Eine "Dämonisierung" des Mainstream lehnt auch die Performerin Manon Praline ab. Sie arbeitete sowohl für kleinere Indie-Filme als auch für größere Mainstreamproduktionen. Dabei betont Praline, dass Filme mit klaren ästhetischen und künstlerischen Vorgaben oft mehr Zeit brauchen, dafür aber nicht automatisch besser sind. "Für Mainstreamproduktionen habe ich auch gearbeitet, und es ist am Ende für mich günstiger gewesen", meint Praline. "Ich geh hin und mach mein Ding. Das dauert eine Stunde oder zwei, dann bin ich raus und habe mein Geld. Ich wüsste nicht, was daran weniger ethisch ist als bei feministischen Produktionen." Allerdings sind feministische Pornos, also Pornos aus einem feministischen Blickwinkel, nicht gleichbedeutend mit fairen Pornos, wo es vielmehr um Arbeitsbedingungen geht. Praline stand als erste Transfrau im Porno namens "We Are The Fucking World" der bekannten feministischen Produzentin Erika Lust vor der Kamera. Daher ist es ihr wichtig, dass Transpersonen auf den Sets gehört und angemessen repräsentiert werden – egal, ob bei einer Mainstream- oder Nischenproduktion.

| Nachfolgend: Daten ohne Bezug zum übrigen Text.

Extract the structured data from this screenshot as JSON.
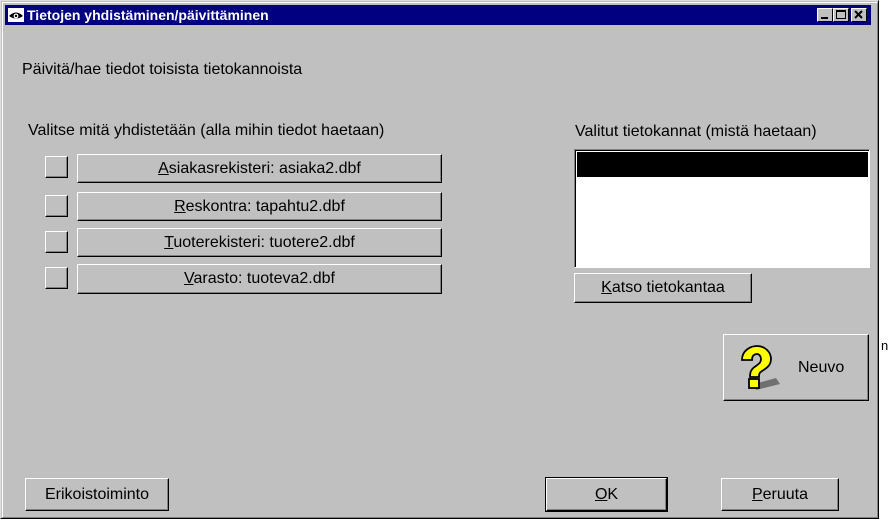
{
  "window": {
    "title": "Tietojen yhdistäminen/päivittäminen",
    "icon": "eye-icon"
  },
  "heading": "Päivitä/hae tiedot toisista tietokannoista",
  "left_section": {
    "label": "Valitse mitä yhdistetään (alla mihin tiedot haetaan)",
    "items": [
      {
        "mnemonic": "A",
        "rest": "siakasrekisteri: asiaka2.dbf"
      },
      {
        "mnemonic": "R",
        "rest": "eskontra: tapahtu2.dbf"
      },
      {
        "mnemonic": "T",
        "rest": "uoterekisteri: tuotere2.dbf"
      },
      {
        "mnemonic": "V",
        "rest": "arasto: tuoteva2.dbf"
      }
    ]
  },
  "right_section": {
    "label": "Valitut tietokannat (mistä haetaan)",
    "view_button": {
      "mnemonic": "K",
      "rest": "atso tietokantaa"
    }
  },
  "help_button": {
    "label": "Neuvo",
    "icon": "help-question-icon"
  },
  "buttons": {
    "special": "Erikoistoiminto",
    "ok": {
      "mnemonic": "O",
      "rest": "K"
    },
    "cancel": {
      "mnemonic": "P",
      "rest": "eruuta"
    }
  },
  "stray_text": "n",
  "colors": {
    "titlebar": "#000080",
    "face": "#c0c0c0"
  }
}
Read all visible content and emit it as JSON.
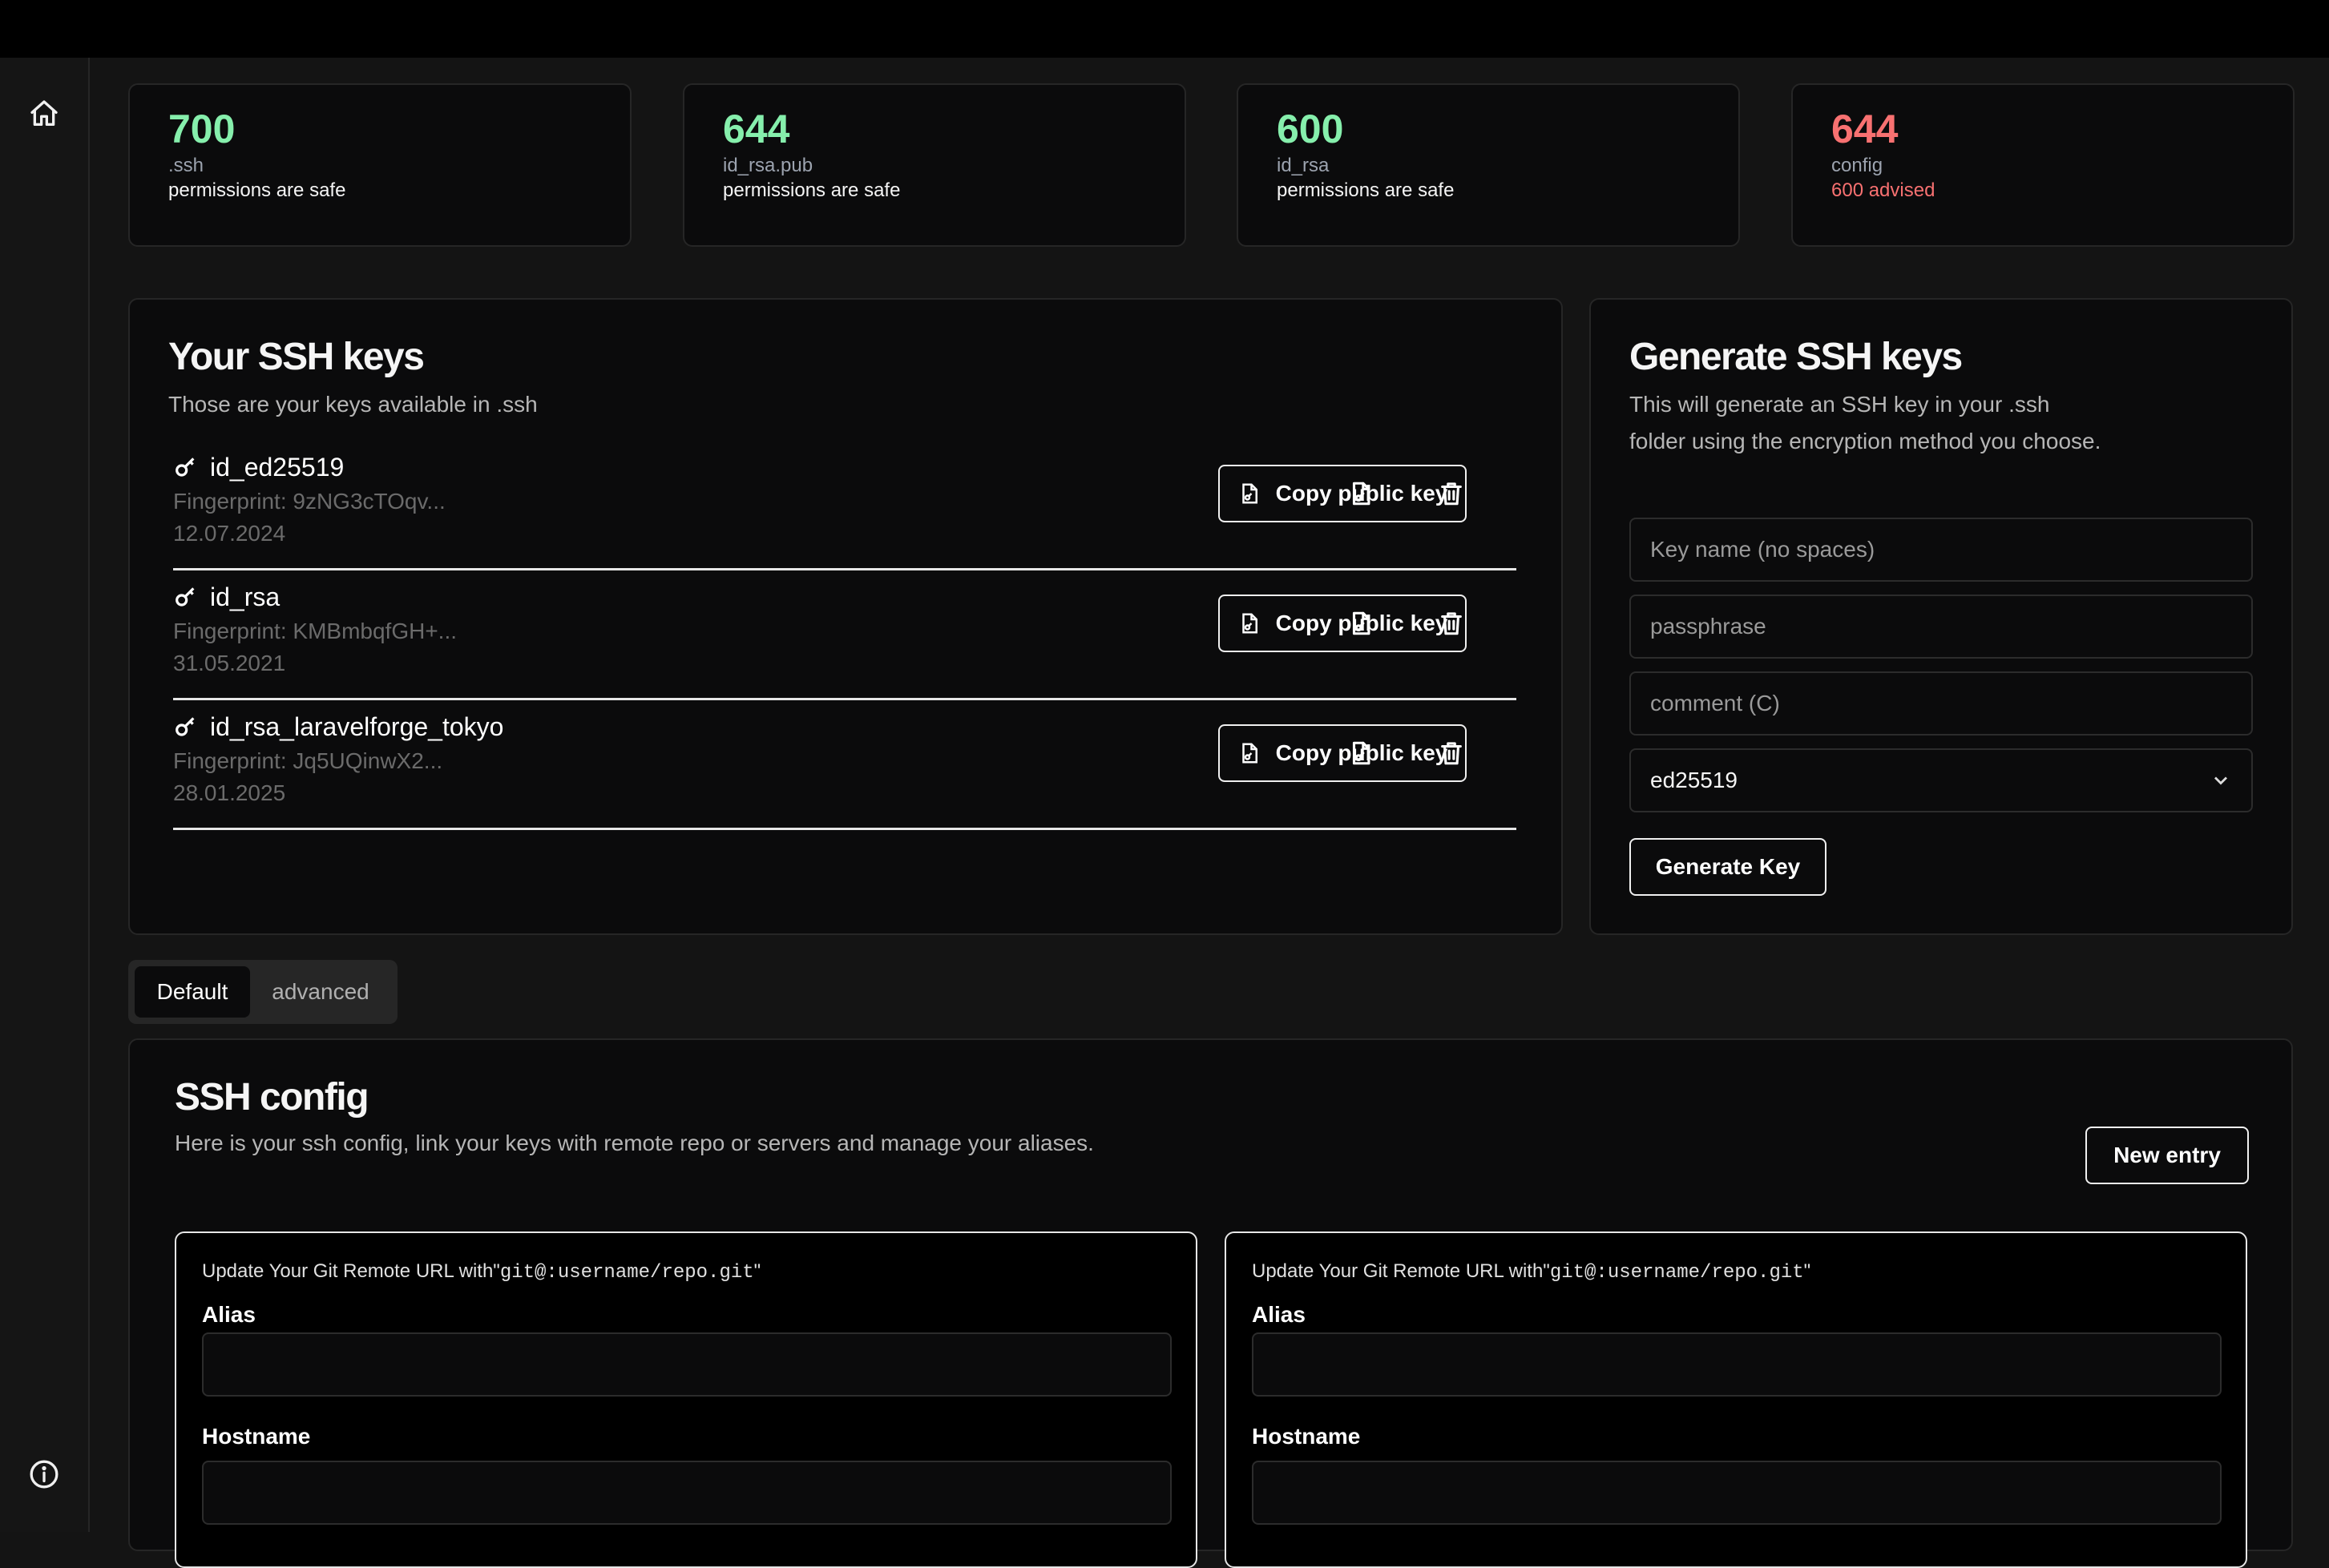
{
  "sidebar": {
    "home_icon": "home-icon",
    "info_icon": "info-icon"
  },
  "stats": [
    {
      "value": "700",
      "name": ".ssh",
      "note": "permissions are safe",
      "status": "safe"
    },
    {
      "value": "644",
      "name": "id_rsa.pub",
      "note": "permissions are safe",
      "status": "safe"
    },
    {
      "value": "600",
      "name": "id_rsa",
      "note": "permissions are safe",
      "status": "safe"
    },
    {
      "value": "644",
      "name": "config",
      "note": "600 advised",
      "status": "warn"
    }
  ],
  "keys_panel": {
    "title": "Your SSH keys",
    "subtitle": "Those are your keys available in .ssh",
    "copy_label": "Copy public key",
    "keys": [
      {
        "name": "id_ed25519",
        "fingerprint": "Fingerprint: 9zNG3cTOqv...",
        "date": "12.07.2024"
      },
      {
        "name": "id_rsa",
        "fingerprint": "Fingerprint: KMBmbqfGH+...",
        "date": "31.05.2021"
      },
      {
        "name": "id_rsa_laravelforge_tokyo",
        "fingerprint": "Fingerprint: Jq5UQinwX2...",
        "date": "28.01.2025"
      }
    ]
  },
  "generate_panel": {
    "title": "Generate SSH keys",
    "description_line1": "This will generate an SSH key in your .ssh",
    "description_line2": "folder using the encryption method you choose.",
    "key_name_placeholder": "Key name (no spaces)",
    "passphrase_placeholder": "passphrase",
    "comment_placeholder": "comment (C)",
    "algorithm_selected": "ed25519",
    "generate_label": "Generate Key"
  },
  "tabs": {
    "default_label": "Default",
    "advanced_label": "advanced",
    "active": "Default"
  },
  "config_panel": {
    "title": "SSH config",
    "subtitle": "Here is your ssh config, link your keys with remote repo or servers and manage your aliases.",
    "new_entry_label": "New entry",
    "entries": [
      {
        "hint_prefix": "Update Your Git Remote URL with\"",
        "hint_code": "git@:username/repo.git",
        "hint_suffix": "\"",
        "alias_label": "Alias",
        "hostname_label": "Hostname"
      },
      {
        "hint_prefix": "Update Your Git Remote URL with\"",
        "hint_code": "git@:username/repo.git",
        "hint_suffix": "\"",
        "alias_label": "Alias",
        "hostname_label": "Hostname"
      }
    ]
  },
  "colors": {
    "safe": "#86efac",
    "warn": "#f87171",
    "background": "#141414",
    "card": "#0b0b0c"
  }
}
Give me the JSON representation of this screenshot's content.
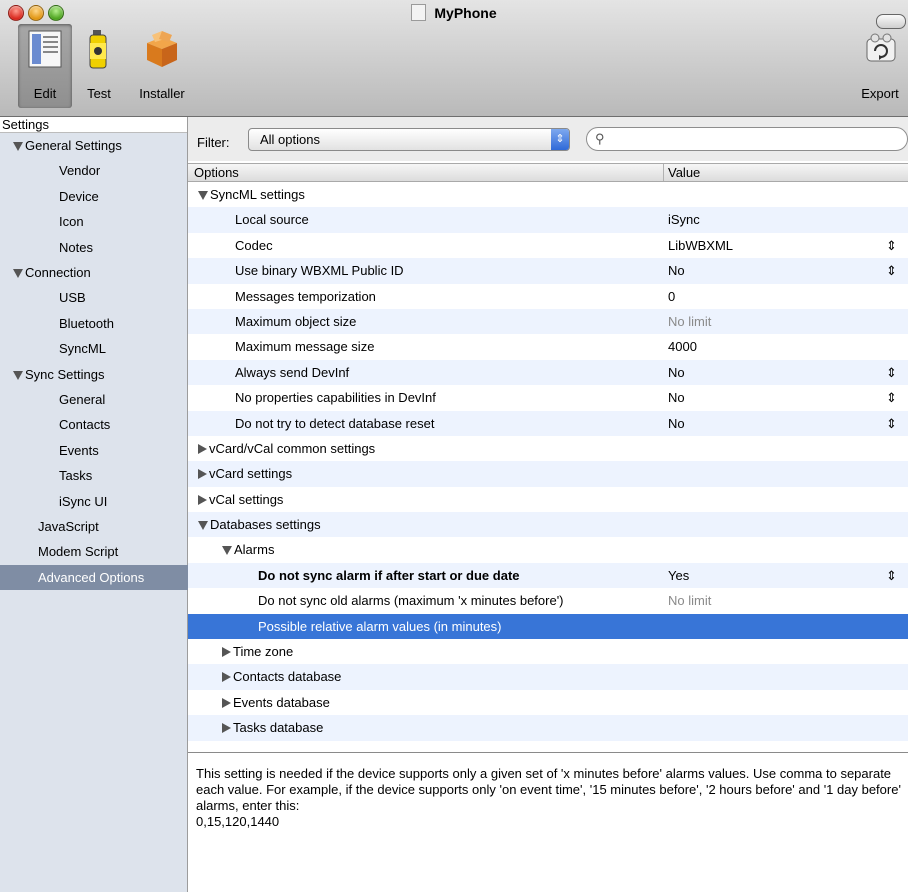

Manon Praline war die erste Transfrau, die für die Produzentin Erika Lust vor der Kamera stand.
Foto: Manon Praline/My Garage My Rules

Praline selbst ist auch Regisseurin und achtet dabei darauf, wie lange die Vorbereitung dauert. "Ich wünsche mir oft, anstatt alles an nur einem Tag drehen zu müssen, zwei Tage zu haben. Ich wünschte die Zeit, um ein Konzept zu entwickeln, wäre auch bezahlt", sagt die Sexarbeiterin. Doch die Arbeit, die außerhalb der Drehs in ein Projekt hineinfließt, ist nach Pralines Erfahrung oft unbezahlt. Um genug zu verdienen, arbeitet sie neben ihren Tätigkeiten als Darstellerin und Produzentin auch als Escort und Domina. Zusätzlich verfolgt Praline einen Job außerhalb der Sexarbeit. In ihrem Umfeld sei es, wie die Performerin erzählt, nicht selten, wie sie selbst in vielen unterschiedlichen Freelancejobs zu arbeiten.

"Wer ist das vor mir?"

Um selbst Pornos zu drehen, braucht Praline Geld. Dieses kommt oft aus eigener Tasche und der ihrer Kollaborationspartner. Geld kommt auch von Lizenzen, die Praline für ihre Pornos an Plattformen wie AORTA Community Hardcore, PinkLabelTV, das Houston betreibt, oder Cheex vergibt. Die 2020 in Berlin gegründete Plattform hostet Videos von kleineren Produktionen, oftmals von Pärchen oder einzelnen Performenden. Cheex-CEO Denise Kratzenberg wollte eine Alternative zu den Platzhirschen der User-Generated-Content-Plattformen schaffen. Ein wichtiger Aspekt für die Unternehmerin ist die Authentizität. Cheex prüft, von wem Pornovideos kommen. Auf der Plattform für Sexualität und Pornos werden die Darsteller:innen in Kennenlernvideos vorgestellt und namentlich genannt. Kratzenberg betont, dass es diese Transparenz auf User-Generated-Content-Plattformen nicht gibt. "Du weißt eigentlich nicht mal, wer das vor dir ist", erzählt die Cheex-Mitgründerin dem STANDARD. Selbst wenn ein Film Gewalt oder Unterwerfung beispielsweise in einer Bondage-Szene zeigt, arbeiten laut Kratzenberg alle Parteien in Videos auf Cheex einvernehmlich. Wer sich unsicher ist, sollte laut Kratzenberg hinter die Fassade des Films blicken und herausfinden, wer in den Szenen gezeigt wird – nachfragen lohne sich. Einvernehmen, Alters- und Gesundheitsvorgaben werden vertraglich abgesichert.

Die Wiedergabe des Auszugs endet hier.